Highlights of this release

  • Change profiler details output format.
  • Enable per-node timing.
  • CPU inference performance improvements using MKL.
  • 1BitSGD incorporated into CNTK.
  • New loss function.
  • Distributed Training with Mulitple Learners.
  • More OPs.
  • Bug fixes and updates for ONNX.

Change profiler details output format to be chrome://tracing

Enable per-node timing. Working example here

  • per-node timing creates items in profiler details when profiler is enabled.
  • usage in Python:
import cntk as C
C.debugging.debug.set_node_timing(True)
C.debugging.start_profiler() # optional
C.debugging.enable_profiler() # optional
#<trainer|evaluator|function> executions
<trainer|evaluator|function>.print_node_timing()
C.debugging.stop_profiler()

CPU inference performance improvements using MKL

  • Accelerates some common tensor ops in Intel CPU inference for float32, especially for fully connected networks
  • Can be turned on/off by cntk.cntk_py.enable_cpueval_optimization()/cntk.cntk_py.disable_cpueval_optimization()

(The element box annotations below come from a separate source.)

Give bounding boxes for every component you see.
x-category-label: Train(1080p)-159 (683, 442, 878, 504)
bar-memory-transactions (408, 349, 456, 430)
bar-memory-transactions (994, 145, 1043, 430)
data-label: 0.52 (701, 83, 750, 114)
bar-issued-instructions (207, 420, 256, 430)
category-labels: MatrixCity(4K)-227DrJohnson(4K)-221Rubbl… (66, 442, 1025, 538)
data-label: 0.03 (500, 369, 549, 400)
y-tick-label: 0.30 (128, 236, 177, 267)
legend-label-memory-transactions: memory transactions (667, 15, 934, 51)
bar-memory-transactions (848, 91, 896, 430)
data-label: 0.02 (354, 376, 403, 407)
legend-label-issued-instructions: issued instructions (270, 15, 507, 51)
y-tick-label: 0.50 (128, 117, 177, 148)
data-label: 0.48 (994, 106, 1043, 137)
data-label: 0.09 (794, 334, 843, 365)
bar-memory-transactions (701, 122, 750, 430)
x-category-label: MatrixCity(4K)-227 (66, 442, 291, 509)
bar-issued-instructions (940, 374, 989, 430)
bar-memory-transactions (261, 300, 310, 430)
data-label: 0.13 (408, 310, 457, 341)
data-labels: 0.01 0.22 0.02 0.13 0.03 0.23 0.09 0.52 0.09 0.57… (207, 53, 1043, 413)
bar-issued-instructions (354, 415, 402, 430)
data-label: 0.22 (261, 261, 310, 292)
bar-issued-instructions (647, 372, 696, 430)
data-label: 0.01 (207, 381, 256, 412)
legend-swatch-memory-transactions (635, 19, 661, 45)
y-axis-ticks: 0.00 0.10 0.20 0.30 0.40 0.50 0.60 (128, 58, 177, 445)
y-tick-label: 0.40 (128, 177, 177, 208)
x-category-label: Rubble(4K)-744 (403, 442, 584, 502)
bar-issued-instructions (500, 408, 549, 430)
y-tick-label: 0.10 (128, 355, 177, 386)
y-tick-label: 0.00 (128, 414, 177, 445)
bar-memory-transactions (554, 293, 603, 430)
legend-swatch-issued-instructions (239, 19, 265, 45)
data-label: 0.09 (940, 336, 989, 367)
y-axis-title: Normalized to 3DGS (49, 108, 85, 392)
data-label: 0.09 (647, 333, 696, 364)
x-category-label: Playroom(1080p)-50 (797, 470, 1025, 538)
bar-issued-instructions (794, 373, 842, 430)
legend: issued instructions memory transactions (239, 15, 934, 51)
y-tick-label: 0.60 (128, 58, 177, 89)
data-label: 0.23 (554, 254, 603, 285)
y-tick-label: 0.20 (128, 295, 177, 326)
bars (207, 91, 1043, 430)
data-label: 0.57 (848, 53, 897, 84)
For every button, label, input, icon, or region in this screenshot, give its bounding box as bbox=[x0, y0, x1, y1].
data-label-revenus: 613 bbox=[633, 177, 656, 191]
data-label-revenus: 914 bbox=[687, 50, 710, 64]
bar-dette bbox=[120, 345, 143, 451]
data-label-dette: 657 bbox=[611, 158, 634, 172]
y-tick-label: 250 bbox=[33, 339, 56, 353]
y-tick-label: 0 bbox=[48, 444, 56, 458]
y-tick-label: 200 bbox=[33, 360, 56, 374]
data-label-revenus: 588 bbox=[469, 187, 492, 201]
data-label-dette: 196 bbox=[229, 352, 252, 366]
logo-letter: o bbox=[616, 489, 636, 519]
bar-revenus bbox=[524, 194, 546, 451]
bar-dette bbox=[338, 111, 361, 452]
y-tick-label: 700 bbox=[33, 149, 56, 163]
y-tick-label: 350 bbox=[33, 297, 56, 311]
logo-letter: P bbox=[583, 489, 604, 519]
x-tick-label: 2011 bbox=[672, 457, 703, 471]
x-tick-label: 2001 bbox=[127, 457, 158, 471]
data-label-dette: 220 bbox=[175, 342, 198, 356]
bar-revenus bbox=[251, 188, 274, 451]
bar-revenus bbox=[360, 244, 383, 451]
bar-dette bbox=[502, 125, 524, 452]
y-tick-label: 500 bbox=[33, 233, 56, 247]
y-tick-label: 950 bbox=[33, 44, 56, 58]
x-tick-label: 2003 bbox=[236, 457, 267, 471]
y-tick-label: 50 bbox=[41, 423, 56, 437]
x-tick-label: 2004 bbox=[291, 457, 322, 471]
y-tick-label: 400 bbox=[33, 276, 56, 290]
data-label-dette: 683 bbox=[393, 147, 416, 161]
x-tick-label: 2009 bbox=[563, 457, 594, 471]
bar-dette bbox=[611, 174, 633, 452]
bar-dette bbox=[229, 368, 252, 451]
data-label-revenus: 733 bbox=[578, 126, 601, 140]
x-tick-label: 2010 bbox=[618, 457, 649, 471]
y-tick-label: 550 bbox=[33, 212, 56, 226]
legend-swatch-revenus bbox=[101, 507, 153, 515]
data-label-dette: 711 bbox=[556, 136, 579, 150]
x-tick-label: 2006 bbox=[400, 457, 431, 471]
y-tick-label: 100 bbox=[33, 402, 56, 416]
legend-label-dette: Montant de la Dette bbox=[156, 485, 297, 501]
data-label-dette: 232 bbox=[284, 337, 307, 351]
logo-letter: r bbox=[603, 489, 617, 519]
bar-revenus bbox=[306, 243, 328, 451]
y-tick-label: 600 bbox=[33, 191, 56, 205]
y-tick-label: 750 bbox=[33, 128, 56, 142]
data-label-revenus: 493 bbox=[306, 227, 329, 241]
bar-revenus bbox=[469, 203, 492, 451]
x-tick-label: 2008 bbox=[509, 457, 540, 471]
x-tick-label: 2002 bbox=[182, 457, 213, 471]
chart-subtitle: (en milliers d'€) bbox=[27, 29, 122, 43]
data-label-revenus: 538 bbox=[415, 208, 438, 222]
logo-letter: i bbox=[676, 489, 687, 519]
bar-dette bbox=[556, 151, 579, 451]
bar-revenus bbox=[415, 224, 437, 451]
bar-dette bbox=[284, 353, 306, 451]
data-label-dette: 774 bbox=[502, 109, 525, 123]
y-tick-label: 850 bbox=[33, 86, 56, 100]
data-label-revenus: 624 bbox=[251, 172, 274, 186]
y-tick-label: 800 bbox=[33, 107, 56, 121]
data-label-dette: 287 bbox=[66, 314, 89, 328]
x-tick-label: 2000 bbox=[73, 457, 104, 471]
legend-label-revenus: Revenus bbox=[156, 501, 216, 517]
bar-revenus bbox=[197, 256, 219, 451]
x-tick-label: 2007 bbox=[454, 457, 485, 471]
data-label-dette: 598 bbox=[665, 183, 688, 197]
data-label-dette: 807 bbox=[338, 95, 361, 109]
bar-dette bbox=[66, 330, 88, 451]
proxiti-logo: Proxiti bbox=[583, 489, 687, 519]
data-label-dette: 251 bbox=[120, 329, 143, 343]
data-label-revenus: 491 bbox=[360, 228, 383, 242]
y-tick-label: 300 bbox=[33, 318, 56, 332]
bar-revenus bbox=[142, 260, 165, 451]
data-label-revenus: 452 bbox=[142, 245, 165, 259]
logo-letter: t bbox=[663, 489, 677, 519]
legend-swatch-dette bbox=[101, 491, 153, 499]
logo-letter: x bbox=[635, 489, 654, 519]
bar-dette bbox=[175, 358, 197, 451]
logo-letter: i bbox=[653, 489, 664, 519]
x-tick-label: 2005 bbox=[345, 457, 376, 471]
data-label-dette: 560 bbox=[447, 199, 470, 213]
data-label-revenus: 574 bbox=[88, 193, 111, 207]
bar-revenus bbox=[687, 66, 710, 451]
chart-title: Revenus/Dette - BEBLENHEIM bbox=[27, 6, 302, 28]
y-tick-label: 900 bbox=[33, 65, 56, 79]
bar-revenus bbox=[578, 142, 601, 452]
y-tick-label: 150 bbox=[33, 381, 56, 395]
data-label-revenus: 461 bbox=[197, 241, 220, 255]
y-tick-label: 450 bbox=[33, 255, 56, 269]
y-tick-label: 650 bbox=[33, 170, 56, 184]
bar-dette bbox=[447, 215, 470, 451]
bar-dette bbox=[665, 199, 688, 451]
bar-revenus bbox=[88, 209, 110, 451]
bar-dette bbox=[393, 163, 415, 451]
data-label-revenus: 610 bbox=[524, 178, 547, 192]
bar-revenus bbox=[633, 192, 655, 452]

1BitSGD incorporated into CNTK

  • 1BitSGD source code is now available with CNTK license (MIT license) under Source/1BitSGD/
  • 1bitsgd build target was merged into existing gpu target

New loss function: hierarchical softmax (Thanks @yaochengji for the contribution!)

Distributed Training with Mulitple Learners

  • Trainer now accepts multiple parameter learners for distributed training. With this change, different parameters of a network can be learned by different learners in a single training session. This also facilitates distributed training for GANs. For more information, please refer to the Basic_GAN_Distributed.py and the cntk.learners.distributed_multi_learner_test.py

Operators

  • Added MeanVarianceNormalization operator.

Bug fixes

  • Fixed convergence issue in Tutorial 201B
  • Fixed pooling/unpooling to support free dimension for sequences
  • Fixed crash in CNTKBinaryFormat deserializer when crossing sweep boundary
  • Fixed shape inference bug in RNN step function for scalar broadcasting
  • Fixed a build bug when mpi=no
  • Improved distributed training aggregation speed by increasing packing threshold, and expose the knob in V2
  • Fixed a memory leak in MKL layout
  • Fixed a bug in cntk.convert API in misc.converter.py, which prevents converting complex networks.

ONNX

Updates

  • CNTK exported ONNX models are now ONNX.checker compliant.
  • Added ONNX support for CNTK’s OptimizedRNNStack operator (LSTM only).
  • Added support for LSTM and GRU operators
  • Added support for experimental ONNX op MeanVarianceNormalization.
  • Added support for experimental ONNX op Identity.
  • Added support for exporting CNTK’s LayerNormalization layer using ONNX MeanVarianceNormalization op.

Bug or minor fixes:

  • Axis attribute is optional in CNTK’s ONNX Concat operator.
  • Bug fix in ONNX broadcasting for scalars.
  • Bug fix in ONNX ConvTranspose operator.
  • Backward compatibility bug fix in LeakyReLu (argument ‘alpha’ reverted to type double).

Misc

  • Added a new API find_by_uid() under cntk.logging.graph.